Przejdź do treści

Niemcy boją się ponownego napływu uchodźców

18/08/2021 16:05

W związku z ostatnimi wydarzeniami w Afganistanie, dwie trzecie mieszkańców Niemiec obawia się dużego napływu uchodźców. Nie chcą powtórki z 2015 roku.

W związku z poważną sytuacją w Afganistanie, niewykluczone, że “wielu ludzi będzie próbowało opuścić kraj” powiedziała Angela Merkel już w poniedziałek podczas spotkania władz CDU w Berlinie. Dodała także, że Niemcy chcą ewakuować z Afganistanu ok. 10 tys. osób.

Niemcy boją się kolejnego napływu uchodźców

Z sondażu przeprowadzonego przez Instytut Civey dla Augsburger Allgemeine wynika, że prawie 62,9% Niemców wyraża obawy związane z perspektywą napływu do Niemiec nowej fali uchodźców, podobnej do tej jaka miała miejsce w 2015 r., podczas gdy 30% ma na ten temat odmienne zdanie. Pozostali nie mają opinii na ten temat.

Tysiące Afgańczyków próbuje obecnie opuścić Afganistan po tym, jak talibowie przejęli władzę w Kabulu po szybkiej ofensywie trwającej zaledwie kilka tygodni w całym kraju. Byliśmy świadkami dramatycznych scen rozgrywających się na lotnisku w Kabulu, gdzie ludzie trzymali się samolotów startujących, aby tylko opuścić kraj.  Dzisiaj około 130 osób uratowanych z piekła talibów wylądowało na niemieckiej ziemi we Frankfurcie nad Menem. Kolejny samolot Bundeswehry ze 180 osobami na pokładzie doleciał bezpiecznie do Taszkientu w Uzbekistanie. Setki osób nadal czeka na lotnisku w Kabulu.

 

Szczególne zaniepokojenie sytuacją i możliwym napływem uchodźców do Niemiec wyrazili wyborcy skrajnej prawicy (AfD). Trzy czwarte spośród ankietowanych zwolenników Unii (CDU/CSU) i FDP także obawia się powtórki sytuacji z uchodźcami, podobnej do tej sprzed 6 lat. Wśród wyborców Zielonych obawy wyraziło 38,8 proc.
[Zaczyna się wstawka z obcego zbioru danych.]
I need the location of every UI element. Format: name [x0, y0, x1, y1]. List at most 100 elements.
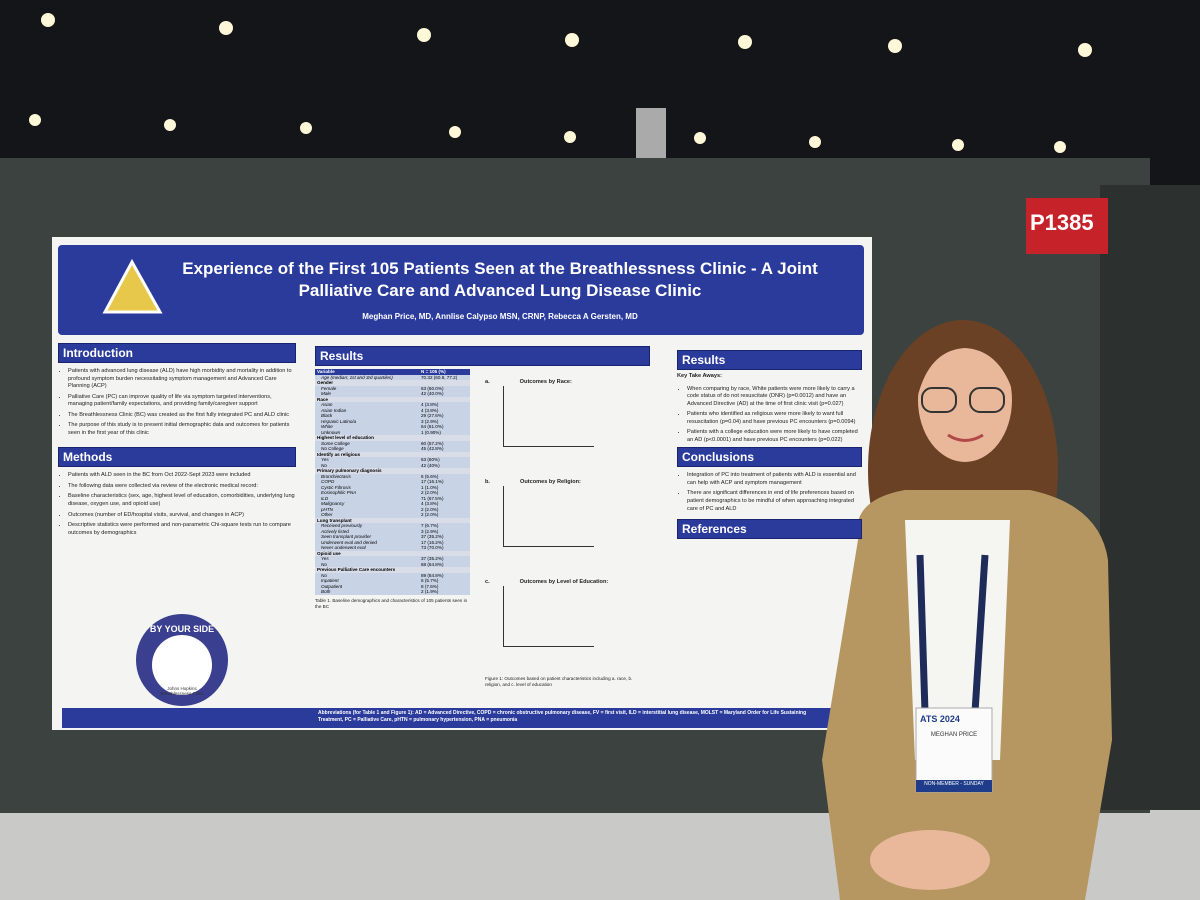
bullet-list: Patients with advanced lung disease (ALD… — [58, 368, 296, 437]
table-cell: Both — [321, 589, 331, 594]
table-row: Hispanic Latino/a 3 (2.9%) — [315, 418, 470, 424]
table-row: Malignancy 4 (3.8%) — [315, 501, 470, 507]
table-cell: Inpatient — [321, 578, 339, 583]
chart: b. Outcomes by Religion: — [485, 470, 645, 566]
bullet: When comparing by race, White patients w… — [687, 386, 862, 409]
table-cell: Female — [321, 385, 337, 391]
bullet: The following data were collected via re… — [68, 483, 296, 491]
chart-axes — [503, 386, 594, 447]
table-cell: 6 (5.6%) — [421, 473, 439, 479]
table-row: COPD 17 (16.1%) — [315, 479, 470, 485]
table-cell: pHTN — [321, 506, 333, 512]
table-row: Black 29 (27.6%) — [315, 413, 470, 419]
table-row: No 42 (40%) — [315, 462, 470, 468]
table-row: No 89 (84.8%) — [315, 572, 470, 578]
bullet: Patients with advanced lung disease (ALD… — [68, 368, 296, 391]
table-cell: Received previously — [321, 523, 363, 528]
table-row: Age (median; 1st and 3rd quartiles) 70.32… — [315, 374, 470, 380]
table-cell: 4 (3.8%) — [421, 402, 439, 407]
table-row: Never underwent eval 73 (70.0%) — [315, 545, 470, 551]
table-cell: Asian Indian — [321, 407, 347, 413]
table-cell: 4 (3.8%) — [421, 407, 439, 413]
bullet-list: Patients with ALD seen in the BC from Oc… — [58, 472, 296, 537]
table-cell: Underwent eval and denied — [321, 539, 377, 545]
poster-authors: Meghan Price, MD, Annlise Calypso MSN, C… — [362, 312, 638, 321]
left-column: Introduction Patients with advanced lung … — [58, 343, 296, 540]
table-row: Female 63 (60.0%) — [315, 385, 470, 391]
table-cell: Male — [321, 391, 331, 396]
table-cell: Some College — [321, 440, 350, 446]
charts: a. Outcomes by Race: b. Outcomes by Religio… — [485, 366, 645, 688]
table-row: Received previously 7 (6.7%) — [315, 523, 470, 529]
chart-axes — [503, 486, 594, 547]
table-cell: Lung transplant — [317, 517, 352, 523]
header-cell: N = 105 (%) — [421, 369, 446, 374]
chart-label: b. — [485, 479, 490, 485]
table-cell: 42 (40.0%) — [421, 391, 444, 396]
demographics-table: Variable N = 105 (%) Age (median; 1st and … — [315, 369, 470, 595]
badge-ribbon: NON-MEMBER - SUNDAY — [924, 781, 984, 787]
table-cell: Primary pulmonary diagnosis — [317, 468, 382, 473]
table-row: Primary pulmonary diagnosis — [315, 468, 470, 474]
table-cell: Race — [317, 396, 328, 402]
table-cell: 8 (7.6%) — [421, 583, 439, 589]
table-row: Underwent eval and denied 17 (16.2%) — [315, 539, 470, 545]
table-row: Lung transplant — [315, 517, 470, 523]
table-cell: Outpatient — [321, 583, 343, 589]
table-cell: Hispanic Latino/a — [321, 418, 357, 424]
table-cell: 60 (57.2%) — [421, 440, 444, 446]
poster-footer: Abbreviations (for Table 1 and Figure 1)… — [318, 710, 807, 723]
section-heading: Results — [677, 350, 862, 370]
bullet: The Breathlessness Clinic (BC) was creat… — [68, 412, 296, 420]
table-row: Asian 4 (3.8%) — [315, 402, 470, 408]
badge-name: MEGHAN PRICE — [930, 732, 978, 738]
bullet-list: When comparing by race, White patients w… — [677, 386, 862, 445]
table-cell: Black — [321, 413, 333, 418]
table-cell: Yes — [321, 457, 329, 462]
table-cell: 1 (1.0%) — [421, 484, 439, 490]
table-cell: 73 (70.0%) — [421, 545, 444, 550]
table-row: Yes 63 (60%) — [315, 457, 470, 463]
table-caption: Table 1. Baseline demographics and chara… — [315, 597, 468, 609]
table-cell: Previous Palliative Care encounters — [317, 567, 396, 572]
table-cell: 2 (2.0%) — [421, 490, 439, 495]
table-cell: 29 (27.6%) — [421, 413, 444, 418]
bullet: Baseline characteristics (sex, age, high… — [68, 493, 296, 508]
table-cell: Gender — [317, 380, 334, 385]
chart-title: Outcomes by Religion: — [519, 479, 581, 485]
table-cell: 37 (35.2%) — [421, 556, 444, 561]
header-cell: Variable — [317, 369, 335, 374]
table-cell: ILD — [321, 495, 329, 501]
table-cell: 89 (84.8%) — [421, 572, 444, 578]
table-cell: 17 (16.1%) — [421, 479, 444, 484]
chart: c. Outcomes by Level of Education: — [485, 570, 645, 666]
bullet: Patients who identified as religious wer… — [687, 411, 862, 426]
table-cell: No — [321, 561, 327, 567]
table-row: Unknown 1 (0.90%) — [315, 429, 470, 435]
chart-label: c. — [485, 579, 490, 585]
table-cell: 3 (2.9%) — [421, 418, 439, 424]
bullet-list: Integration of PC into treatment of pati… — [677, 472, 862, 513]
table-row: Cystic Fibrosis 1 (1.0%) — [315, 484, 470, 490]
table-row: Yes 37 (35.2%) — [315, 556, 470, 562]
table-cell: 45 (42.8%) — [421, 446, 444, 451]
table-cell: Other — [321, 512, 333, 517]
subheading: Key Take Aways: — [677, 373, 722, 379]
section-heading: References — [677, 519, 862, 540]
chart-title: Outcomes by Race: — [519, 379, 572, 385]
table-cell: Seen transplant provider — [321, 534, 372, 539]
table-cell: COPD — [321, 479, 335, 484]
table-row: Gender — [315, 380, 470, 386]
section-heading: Introduction — [58, 343, 296, 363]
table-row: pHTN 2 (2.0%) — [315, 506, 470, 512]
chart-axes — [503, 586, 594, 647]
table-cell: Malignancy — [321, 501, 345, 506]
table-cell: No — [321, 572, 327, 578]
table-cell: 1 (0.90%) — [421, 429, 441, 435]
section-heading: Methods — [58, 447, 296, 468]
table-row: No College 45 (42.8%) — [315, 446, 470, 452]
table-row: Male 42 (40.0%) — [315, 391, 470, 397]
table-cell: 37 (35.2%) — [421, 534, 444, 539]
Warto przypomnieć, że w 2015 i 2016 roku do Niemiec przybyło ponad 1,1 miliona osób ubiegających się o azyl, większość z nich to Syryjczycy.

– Nie rozwiążemy problemu Afganistanu poprzez migracje do Niemiec – stwierdził w rozmowie z RTL i n-tv sekretarz generalny CDU Paul Ziemiak. – Dla nas jest jasne, że rok 2015 nie może się powtórzyć – dodał.